Tarrar issued the warning in a video statement, hours after Indian Prime Minister Narendra Modi met with his top military commanders alongside the country’s defense minister and national security adviser, reportedly granting them “operational freedom” to respond to last week’s attack.

“Pakistan has credible intelligence that India intends carrying out military action against Pakistan in the next 24 to 36 hours on the pretext of baseless and concocted allegations of involvement in the Pahalgam incident,” he said.

“Indian self-assumed hubristic role of judge, jury, and executioner in the region is reckless and vehemently rejected,” he added.

Tarrar reiterated that Pakistan had itself suffered from militancy and “always condemned terrorism in all its forms and manifestations anywhere in the world.”

He said Islamabad had proposed a credible and transparent probe by a neutral commission of experts to ascertain facts around the Pahalgam attack, but “India had decided to tread the path of confrontation.”
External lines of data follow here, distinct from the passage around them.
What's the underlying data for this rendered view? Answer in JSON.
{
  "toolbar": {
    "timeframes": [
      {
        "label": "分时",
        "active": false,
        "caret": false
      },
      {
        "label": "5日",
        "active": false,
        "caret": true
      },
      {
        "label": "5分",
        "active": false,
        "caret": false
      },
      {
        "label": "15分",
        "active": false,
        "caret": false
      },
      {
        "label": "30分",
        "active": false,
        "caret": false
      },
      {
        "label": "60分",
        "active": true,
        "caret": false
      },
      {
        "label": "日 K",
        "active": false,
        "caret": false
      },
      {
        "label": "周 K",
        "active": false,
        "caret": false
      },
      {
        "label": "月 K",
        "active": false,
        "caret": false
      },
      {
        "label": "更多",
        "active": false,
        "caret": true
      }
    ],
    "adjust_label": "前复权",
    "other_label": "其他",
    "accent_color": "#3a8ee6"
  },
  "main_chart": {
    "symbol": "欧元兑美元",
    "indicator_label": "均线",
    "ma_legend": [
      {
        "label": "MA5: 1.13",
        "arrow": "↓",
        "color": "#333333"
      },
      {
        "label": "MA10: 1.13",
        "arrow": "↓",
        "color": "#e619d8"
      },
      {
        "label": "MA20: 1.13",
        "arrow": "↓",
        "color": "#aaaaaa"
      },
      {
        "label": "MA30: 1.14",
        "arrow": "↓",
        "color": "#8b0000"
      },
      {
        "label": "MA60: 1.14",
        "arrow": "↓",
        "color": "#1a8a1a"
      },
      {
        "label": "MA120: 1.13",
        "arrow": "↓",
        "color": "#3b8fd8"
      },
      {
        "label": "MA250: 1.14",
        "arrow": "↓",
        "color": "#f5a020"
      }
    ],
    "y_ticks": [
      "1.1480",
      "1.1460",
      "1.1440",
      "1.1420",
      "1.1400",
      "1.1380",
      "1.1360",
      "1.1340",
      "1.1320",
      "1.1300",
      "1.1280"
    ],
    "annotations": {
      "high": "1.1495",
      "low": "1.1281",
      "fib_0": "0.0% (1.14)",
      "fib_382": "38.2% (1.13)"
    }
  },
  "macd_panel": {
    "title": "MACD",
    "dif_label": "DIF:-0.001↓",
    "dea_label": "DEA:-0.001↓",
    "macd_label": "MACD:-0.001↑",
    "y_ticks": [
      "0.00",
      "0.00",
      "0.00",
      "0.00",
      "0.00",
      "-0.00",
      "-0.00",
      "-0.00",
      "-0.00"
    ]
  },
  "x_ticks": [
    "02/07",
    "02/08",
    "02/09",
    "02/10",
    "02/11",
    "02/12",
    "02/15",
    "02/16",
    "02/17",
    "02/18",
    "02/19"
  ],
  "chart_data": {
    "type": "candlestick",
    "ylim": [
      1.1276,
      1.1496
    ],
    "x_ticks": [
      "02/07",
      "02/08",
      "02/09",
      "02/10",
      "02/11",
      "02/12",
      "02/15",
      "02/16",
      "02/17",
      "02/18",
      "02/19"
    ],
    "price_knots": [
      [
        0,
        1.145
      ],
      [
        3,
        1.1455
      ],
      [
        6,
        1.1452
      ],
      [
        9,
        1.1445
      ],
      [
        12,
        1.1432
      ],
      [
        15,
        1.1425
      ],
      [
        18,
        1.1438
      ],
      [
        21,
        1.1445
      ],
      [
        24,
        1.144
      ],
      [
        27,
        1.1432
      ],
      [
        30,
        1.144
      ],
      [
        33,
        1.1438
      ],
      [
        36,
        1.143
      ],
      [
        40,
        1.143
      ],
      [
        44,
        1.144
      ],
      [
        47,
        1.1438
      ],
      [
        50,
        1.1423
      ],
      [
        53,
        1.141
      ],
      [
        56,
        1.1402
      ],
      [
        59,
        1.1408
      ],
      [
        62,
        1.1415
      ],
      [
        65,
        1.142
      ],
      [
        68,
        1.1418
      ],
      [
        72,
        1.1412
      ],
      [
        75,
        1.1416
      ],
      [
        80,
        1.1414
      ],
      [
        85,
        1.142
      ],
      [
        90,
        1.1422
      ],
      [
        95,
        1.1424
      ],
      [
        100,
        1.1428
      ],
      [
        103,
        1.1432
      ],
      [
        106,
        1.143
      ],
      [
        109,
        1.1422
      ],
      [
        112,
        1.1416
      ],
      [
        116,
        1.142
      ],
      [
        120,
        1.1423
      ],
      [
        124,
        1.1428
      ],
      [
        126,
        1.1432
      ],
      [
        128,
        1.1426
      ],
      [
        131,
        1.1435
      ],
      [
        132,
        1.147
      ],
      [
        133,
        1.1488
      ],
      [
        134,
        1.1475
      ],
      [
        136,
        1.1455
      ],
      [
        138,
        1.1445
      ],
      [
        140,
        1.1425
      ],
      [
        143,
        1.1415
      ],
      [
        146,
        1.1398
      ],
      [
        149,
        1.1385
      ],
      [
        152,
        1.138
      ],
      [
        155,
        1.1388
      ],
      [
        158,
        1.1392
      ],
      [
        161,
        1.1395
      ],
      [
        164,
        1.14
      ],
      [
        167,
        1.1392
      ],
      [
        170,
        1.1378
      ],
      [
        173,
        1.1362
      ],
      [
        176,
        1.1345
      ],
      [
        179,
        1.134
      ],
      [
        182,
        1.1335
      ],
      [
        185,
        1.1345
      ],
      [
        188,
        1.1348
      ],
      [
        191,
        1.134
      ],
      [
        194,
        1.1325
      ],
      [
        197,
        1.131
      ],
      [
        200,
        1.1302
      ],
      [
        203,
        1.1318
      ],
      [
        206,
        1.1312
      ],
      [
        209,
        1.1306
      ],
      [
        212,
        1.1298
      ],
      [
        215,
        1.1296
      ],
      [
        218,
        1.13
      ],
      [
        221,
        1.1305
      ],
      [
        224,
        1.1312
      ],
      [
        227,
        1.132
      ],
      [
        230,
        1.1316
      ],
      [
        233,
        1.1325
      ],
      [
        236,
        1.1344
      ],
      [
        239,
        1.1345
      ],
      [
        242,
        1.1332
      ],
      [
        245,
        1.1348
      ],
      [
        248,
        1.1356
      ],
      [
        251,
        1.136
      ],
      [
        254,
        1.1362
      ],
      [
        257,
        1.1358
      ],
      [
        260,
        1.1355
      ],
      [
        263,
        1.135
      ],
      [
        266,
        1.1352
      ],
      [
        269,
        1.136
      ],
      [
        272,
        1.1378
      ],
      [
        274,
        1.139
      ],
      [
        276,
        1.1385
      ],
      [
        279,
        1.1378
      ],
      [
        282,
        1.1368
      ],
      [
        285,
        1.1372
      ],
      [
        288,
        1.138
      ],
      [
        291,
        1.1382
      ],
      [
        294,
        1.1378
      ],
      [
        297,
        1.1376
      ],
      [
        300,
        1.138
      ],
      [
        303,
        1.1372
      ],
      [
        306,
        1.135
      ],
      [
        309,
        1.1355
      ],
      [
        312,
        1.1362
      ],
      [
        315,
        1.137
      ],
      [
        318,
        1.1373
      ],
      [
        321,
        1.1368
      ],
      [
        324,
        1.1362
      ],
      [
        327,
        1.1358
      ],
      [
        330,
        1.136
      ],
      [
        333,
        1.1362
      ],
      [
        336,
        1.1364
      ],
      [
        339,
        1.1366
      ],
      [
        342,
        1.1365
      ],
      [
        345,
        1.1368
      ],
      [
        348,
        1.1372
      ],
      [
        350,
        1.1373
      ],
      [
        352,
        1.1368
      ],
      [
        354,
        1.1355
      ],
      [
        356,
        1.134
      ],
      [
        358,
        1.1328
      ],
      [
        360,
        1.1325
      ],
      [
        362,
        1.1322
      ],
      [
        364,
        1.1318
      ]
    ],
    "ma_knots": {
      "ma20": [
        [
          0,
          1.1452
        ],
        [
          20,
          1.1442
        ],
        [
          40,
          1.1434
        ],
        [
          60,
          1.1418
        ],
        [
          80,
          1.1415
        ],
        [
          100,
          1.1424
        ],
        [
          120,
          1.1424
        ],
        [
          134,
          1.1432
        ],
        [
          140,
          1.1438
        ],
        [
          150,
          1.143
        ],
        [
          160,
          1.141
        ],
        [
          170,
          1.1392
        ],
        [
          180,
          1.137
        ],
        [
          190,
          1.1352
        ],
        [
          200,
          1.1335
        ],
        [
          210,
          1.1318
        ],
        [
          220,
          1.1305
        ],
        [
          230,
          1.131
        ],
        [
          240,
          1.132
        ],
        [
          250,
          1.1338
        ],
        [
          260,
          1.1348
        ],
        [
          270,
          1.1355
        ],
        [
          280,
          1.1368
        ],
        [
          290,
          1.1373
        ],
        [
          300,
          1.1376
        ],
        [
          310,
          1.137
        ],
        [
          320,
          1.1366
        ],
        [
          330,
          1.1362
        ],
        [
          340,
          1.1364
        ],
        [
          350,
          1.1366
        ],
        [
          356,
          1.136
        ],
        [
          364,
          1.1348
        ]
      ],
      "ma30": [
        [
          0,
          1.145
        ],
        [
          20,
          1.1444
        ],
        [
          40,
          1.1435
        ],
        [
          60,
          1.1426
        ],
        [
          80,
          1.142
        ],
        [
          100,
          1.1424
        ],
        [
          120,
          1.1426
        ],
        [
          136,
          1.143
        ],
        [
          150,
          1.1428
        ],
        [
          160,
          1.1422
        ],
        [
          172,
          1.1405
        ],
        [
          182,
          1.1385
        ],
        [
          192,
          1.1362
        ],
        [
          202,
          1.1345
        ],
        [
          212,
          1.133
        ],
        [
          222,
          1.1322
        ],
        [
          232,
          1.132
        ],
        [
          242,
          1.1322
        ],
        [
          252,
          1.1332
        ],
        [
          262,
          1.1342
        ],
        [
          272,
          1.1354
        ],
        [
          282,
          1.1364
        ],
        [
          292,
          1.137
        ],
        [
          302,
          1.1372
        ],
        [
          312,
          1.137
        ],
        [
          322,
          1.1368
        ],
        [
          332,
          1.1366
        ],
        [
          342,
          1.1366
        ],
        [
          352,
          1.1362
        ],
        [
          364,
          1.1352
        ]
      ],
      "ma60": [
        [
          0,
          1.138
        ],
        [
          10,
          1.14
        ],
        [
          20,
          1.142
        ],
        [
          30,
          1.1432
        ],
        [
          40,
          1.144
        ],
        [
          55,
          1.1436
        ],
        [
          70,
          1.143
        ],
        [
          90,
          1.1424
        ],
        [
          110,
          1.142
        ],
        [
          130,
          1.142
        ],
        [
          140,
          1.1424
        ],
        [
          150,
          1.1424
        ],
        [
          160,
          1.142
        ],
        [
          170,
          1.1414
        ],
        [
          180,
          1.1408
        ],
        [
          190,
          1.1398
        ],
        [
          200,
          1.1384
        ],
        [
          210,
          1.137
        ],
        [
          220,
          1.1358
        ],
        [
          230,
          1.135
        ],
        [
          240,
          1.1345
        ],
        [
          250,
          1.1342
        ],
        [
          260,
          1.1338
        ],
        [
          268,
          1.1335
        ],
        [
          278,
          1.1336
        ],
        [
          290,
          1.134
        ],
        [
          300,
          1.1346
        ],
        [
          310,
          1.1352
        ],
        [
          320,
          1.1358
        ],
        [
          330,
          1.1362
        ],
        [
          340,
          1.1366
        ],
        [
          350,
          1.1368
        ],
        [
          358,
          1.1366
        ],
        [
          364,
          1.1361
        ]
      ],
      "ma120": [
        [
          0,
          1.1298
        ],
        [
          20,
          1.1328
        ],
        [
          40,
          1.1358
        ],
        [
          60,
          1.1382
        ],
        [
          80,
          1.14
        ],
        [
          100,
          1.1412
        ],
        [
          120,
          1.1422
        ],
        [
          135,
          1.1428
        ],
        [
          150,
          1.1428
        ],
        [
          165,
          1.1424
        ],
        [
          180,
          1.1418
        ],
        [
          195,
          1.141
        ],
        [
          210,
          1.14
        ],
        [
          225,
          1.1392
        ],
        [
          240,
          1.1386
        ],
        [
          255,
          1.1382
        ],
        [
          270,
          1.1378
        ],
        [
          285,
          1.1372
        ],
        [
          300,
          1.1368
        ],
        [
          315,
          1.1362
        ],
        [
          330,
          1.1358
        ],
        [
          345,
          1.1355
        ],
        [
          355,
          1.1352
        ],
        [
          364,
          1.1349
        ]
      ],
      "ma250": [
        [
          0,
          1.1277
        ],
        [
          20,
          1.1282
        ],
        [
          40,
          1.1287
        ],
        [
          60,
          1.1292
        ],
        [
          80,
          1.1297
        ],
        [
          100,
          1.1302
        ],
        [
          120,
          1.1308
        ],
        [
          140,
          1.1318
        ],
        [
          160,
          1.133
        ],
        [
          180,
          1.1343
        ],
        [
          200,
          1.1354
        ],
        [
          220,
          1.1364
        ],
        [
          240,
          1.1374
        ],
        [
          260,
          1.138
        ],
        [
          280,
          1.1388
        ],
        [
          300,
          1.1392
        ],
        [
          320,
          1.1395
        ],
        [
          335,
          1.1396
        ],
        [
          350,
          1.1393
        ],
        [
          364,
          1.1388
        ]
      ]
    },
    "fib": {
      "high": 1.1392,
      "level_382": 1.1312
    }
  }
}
“Evasion of credible investigation is in itself sufficient evidence exposing India’s real motives, consciously making strategic decisions hostage to public sentiments purposefully trumped up for securing political objectives is unfortunate and deplorable,” he said.

“Pakistan reiterates that any such military adventurism by India would be responded to assuredly and decisively,” he added. “The international community must remain alive to the reality that the onus of escalatory spiral and its ensuing consequences shall squarely lie with India.”


Meanwhile, the United States said it was closely monitoring the situation and had reached out to both governments.

“We’re also monitoring the developments across the board in that region, and we ... are in touch with the governments of India and Pakistan, not just at the foreign minister level, certainly, but at multiple levels,” State Department spokesperson Tammy Bruce said during a media briefing.

“The Secretary [of State Marco Rubio] expects to speak with the foreign ministers of Pakistan and India as early as today or tomorrow,” she added. “He is encouraging other national leaders, other foreign ministers, to also reach out to the countries on this issue.”

On Friday, US President Donald Trump had sought to downplay the tensions, saying tensions over Kashmir had lingered for a significantly long period and the matter would be “figured out, one way or another.”